Furthermore, the effect of COC varied according to age, revealing that COC is more beneficial for younger patients than for older patients with diabetes. One reason could be that, in patients newly diagnosed with diabetes, younger patients are more concerned than older patients are because it may signal the initiation of a decline in their health status, and this concern prompts them to engage in better disease management. This may cause high-quality COC to be more effective for younger patients.
We found that COC is more beneficial for patients with more comorbidities. An explanation may be that, among patients newly diagnosed with diabetes, patients with a high number of comorbidities possess substantial knowledge about chronic disease management and can therefore obtain greater benefits from high-quality COC. Furthermore, this may imply that, for patients newly diagnosed with diabetes, health education related to disease management may be equally important to promoting high-quality COC.

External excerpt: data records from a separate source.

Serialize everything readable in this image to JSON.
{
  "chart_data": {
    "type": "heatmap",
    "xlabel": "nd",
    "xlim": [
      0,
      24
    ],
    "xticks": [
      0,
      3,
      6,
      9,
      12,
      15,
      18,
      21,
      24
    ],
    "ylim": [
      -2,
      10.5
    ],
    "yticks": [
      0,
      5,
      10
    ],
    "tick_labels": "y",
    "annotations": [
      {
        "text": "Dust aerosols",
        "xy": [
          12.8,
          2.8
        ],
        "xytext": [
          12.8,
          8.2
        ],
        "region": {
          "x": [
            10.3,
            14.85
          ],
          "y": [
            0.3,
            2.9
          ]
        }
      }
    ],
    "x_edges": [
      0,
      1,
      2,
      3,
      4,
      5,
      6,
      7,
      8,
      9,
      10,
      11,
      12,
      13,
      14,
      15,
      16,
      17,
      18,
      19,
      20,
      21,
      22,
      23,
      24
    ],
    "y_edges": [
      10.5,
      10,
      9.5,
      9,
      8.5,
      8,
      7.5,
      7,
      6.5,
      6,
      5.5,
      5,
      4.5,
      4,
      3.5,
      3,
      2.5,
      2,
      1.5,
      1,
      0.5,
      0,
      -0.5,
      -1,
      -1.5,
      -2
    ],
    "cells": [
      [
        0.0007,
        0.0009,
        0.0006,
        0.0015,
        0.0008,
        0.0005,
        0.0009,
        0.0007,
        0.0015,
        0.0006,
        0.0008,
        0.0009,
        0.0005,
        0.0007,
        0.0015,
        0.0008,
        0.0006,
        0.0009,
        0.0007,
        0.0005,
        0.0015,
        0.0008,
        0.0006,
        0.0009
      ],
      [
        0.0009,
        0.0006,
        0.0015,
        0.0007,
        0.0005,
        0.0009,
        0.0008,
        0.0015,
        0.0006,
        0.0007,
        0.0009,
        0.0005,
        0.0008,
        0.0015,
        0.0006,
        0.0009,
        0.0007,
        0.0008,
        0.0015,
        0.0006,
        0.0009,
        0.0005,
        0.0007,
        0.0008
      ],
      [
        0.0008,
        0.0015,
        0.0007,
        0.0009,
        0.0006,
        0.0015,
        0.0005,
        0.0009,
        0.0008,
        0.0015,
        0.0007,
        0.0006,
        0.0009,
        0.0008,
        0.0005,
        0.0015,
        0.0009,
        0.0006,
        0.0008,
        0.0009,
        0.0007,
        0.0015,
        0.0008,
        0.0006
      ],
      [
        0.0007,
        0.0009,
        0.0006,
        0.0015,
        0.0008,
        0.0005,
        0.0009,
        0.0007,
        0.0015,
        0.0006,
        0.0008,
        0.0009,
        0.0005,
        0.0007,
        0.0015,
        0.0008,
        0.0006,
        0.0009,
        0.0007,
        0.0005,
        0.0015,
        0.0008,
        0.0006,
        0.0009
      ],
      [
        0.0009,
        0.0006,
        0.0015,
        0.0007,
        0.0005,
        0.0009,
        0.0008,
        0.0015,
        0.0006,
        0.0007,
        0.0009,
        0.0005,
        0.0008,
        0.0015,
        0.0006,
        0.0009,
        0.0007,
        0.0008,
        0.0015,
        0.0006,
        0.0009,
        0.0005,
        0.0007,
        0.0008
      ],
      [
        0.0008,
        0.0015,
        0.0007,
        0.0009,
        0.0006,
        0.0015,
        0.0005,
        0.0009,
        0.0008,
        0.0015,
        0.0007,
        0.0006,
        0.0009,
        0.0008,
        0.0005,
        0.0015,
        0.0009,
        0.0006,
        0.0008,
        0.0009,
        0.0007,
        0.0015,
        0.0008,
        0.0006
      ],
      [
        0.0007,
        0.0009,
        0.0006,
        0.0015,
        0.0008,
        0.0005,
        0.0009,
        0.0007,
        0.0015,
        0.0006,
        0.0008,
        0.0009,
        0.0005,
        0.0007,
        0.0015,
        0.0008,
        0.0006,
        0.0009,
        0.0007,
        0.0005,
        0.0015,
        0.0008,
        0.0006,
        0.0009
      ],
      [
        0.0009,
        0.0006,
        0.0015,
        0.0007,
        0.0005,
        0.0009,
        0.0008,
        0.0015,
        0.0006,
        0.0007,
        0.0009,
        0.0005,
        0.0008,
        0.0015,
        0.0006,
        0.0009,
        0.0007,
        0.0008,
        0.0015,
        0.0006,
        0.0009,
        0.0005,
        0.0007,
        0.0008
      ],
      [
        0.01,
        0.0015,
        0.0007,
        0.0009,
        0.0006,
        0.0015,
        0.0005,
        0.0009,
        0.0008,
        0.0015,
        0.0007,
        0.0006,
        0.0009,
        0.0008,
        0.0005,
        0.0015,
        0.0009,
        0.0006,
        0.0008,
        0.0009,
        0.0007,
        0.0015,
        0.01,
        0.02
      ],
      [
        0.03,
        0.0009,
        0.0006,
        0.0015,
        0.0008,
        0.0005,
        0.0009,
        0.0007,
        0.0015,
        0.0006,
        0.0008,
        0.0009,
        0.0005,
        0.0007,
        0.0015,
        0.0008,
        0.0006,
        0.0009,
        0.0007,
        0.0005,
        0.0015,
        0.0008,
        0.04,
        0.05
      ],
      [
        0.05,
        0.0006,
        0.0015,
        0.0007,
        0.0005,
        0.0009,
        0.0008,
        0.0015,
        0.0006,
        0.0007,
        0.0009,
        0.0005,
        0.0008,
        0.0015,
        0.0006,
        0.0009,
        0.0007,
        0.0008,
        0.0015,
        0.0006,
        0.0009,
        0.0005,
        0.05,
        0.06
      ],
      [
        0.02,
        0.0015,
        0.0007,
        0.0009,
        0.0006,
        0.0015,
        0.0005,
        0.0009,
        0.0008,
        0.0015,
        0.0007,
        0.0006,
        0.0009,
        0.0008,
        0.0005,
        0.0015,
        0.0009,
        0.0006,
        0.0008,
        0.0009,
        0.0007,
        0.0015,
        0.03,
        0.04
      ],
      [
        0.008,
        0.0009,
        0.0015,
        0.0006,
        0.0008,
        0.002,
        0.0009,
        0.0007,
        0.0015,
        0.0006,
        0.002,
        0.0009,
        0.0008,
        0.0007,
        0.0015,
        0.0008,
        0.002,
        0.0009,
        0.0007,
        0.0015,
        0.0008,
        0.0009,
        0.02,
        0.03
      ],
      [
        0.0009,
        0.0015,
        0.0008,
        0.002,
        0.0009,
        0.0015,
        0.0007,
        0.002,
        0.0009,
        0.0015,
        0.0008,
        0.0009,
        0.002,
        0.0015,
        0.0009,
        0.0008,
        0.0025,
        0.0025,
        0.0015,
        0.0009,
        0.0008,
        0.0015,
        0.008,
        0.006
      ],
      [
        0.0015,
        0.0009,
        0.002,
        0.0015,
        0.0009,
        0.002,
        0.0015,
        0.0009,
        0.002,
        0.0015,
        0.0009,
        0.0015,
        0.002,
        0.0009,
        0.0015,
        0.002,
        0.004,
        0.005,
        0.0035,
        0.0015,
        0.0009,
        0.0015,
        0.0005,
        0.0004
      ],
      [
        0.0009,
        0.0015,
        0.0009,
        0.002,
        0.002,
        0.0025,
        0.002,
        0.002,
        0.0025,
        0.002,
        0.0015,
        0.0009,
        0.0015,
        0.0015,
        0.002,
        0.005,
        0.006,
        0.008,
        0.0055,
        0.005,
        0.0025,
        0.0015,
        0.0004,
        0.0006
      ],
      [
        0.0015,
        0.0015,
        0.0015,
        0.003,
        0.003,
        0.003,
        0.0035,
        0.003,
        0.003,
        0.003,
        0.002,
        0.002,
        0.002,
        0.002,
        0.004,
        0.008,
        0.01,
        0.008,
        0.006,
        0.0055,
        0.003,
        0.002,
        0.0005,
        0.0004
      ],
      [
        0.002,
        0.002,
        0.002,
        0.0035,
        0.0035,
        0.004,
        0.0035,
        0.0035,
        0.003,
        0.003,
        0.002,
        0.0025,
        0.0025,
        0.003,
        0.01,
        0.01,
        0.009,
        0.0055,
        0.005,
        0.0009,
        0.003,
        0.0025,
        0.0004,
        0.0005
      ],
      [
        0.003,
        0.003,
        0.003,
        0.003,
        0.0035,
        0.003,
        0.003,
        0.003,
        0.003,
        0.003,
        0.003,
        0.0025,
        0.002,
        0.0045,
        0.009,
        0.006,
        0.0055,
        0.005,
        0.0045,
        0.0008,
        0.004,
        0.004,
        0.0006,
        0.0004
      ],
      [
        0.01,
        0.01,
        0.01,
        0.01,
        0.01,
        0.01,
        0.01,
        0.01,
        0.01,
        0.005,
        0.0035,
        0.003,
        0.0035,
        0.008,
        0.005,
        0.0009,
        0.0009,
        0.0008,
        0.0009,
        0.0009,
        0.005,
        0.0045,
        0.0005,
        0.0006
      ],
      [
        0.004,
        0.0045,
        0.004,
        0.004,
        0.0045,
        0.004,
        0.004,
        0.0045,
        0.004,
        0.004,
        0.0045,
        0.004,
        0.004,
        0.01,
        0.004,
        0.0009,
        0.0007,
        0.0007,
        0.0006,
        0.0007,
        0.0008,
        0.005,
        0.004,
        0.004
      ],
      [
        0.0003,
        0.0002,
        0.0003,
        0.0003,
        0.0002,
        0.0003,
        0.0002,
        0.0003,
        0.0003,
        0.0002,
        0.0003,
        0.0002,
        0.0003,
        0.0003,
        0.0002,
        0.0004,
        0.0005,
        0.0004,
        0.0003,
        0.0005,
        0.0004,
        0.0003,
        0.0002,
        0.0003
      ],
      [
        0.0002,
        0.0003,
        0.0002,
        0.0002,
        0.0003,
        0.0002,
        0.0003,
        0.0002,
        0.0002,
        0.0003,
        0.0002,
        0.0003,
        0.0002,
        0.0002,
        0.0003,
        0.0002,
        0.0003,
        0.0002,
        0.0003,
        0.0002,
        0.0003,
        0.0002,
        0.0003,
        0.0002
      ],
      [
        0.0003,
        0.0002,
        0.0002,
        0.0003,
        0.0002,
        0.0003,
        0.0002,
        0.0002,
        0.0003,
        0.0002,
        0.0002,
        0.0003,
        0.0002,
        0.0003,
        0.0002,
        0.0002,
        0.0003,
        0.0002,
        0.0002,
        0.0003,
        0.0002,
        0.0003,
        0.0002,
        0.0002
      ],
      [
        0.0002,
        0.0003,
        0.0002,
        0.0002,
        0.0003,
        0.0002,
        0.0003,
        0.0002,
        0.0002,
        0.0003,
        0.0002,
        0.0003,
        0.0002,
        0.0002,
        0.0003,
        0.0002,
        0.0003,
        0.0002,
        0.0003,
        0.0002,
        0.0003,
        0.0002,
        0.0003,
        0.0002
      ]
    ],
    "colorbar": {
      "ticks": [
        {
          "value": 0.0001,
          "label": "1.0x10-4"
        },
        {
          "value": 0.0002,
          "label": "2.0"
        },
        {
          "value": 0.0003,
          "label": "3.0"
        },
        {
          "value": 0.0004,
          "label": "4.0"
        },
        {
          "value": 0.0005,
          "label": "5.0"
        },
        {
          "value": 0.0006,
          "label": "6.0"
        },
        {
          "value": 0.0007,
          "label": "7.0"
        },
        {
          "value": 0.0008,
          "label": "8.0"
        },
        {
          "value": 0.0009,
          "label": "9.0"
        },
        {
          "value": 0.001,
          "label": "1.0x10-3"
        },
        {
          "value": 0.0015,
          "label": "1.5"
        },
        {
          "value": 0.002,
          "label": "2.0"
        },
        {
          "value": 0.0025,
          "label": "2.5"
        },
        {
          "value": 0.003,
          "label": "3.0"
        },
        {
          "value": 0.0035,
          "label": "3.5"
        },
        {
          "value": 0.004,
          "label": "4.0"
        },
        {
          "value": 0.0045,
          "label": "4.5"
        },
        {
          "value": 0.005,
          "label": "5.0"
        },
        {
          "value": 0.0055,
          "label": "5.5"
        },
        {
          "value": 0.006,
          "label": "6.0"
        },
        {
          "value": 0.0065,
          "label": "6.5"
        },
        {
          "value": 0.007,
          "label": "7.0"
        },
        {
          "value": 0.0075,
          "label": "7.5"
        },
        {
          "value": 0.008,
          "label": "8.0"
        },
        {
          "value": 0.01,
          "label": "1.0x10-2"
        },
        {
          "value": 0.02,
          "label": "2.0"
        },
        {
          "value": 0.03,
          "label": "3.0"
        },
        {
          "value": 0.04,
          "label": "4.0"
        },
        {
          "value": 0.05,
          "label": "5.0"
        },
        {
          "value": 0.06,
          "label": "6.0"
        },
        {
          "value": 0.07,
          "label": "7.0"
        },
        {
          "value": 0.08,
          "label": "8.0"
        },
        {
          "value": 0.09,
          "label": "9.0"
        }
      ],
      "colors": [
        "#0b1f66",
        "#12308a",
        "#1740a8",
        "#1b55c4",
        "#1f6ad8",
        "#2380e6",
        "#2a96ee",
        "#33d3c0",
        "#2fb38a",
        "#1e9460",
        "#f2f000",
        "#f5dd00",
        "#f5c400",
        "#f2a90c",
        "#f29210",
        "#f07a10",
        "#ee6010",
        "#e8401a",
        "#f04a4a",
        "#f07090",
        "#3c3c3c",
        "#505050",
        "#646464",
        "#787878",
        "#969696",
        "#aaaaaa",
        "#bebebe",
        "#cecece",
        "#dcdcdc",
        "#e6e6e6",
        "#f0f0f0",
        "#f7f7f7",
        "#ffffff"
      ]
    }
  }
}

This study has certain limitations. First, we did not determine causal effects because diabetes severity is a patient outcome; as such, severity can act as a dependent variable rather than an independent one. In addition, the disease condition of patients with unsatisfactory self-management behavior may have been more severe than in those with effective management, and such patients may have practiced lower COC because some their personal traits may not have been accurately captured by the variables in this study. Thus, our results should be interpreted only as an association. Second, although the two widely used patient outcome measures are consistent with those used in previous studies (overall ER use and DM-specific ER use), these outcome variables do not capture all patient outcomes for all patients with diabetes. For instance, blood-glucose control may be a more important patient outcome in patients with diabetes than either of the outcomes used in our study. However, our claims data provided no such information. We selected the current dependent variables because they were available and have been widely used by previous studies using claims data.8,9,29,30
In conclusion, the positive effect of high-quality COC varies according to diabetes disease severity level, and this effect should be evaluated while accounting for other comorbidities in patients with diabetes. In addition, the effects of COC vary according to age. Regarding diabetes care, the promotion of high-quality COC should be initiated early after disease onset.
ACKNOWLEDGMENTS
This study was sponsored by Ministry of Science and Technology, Taiwan. Grant number: 102-2314-B-010-015-MY3.
Conflicts of interest: None declared.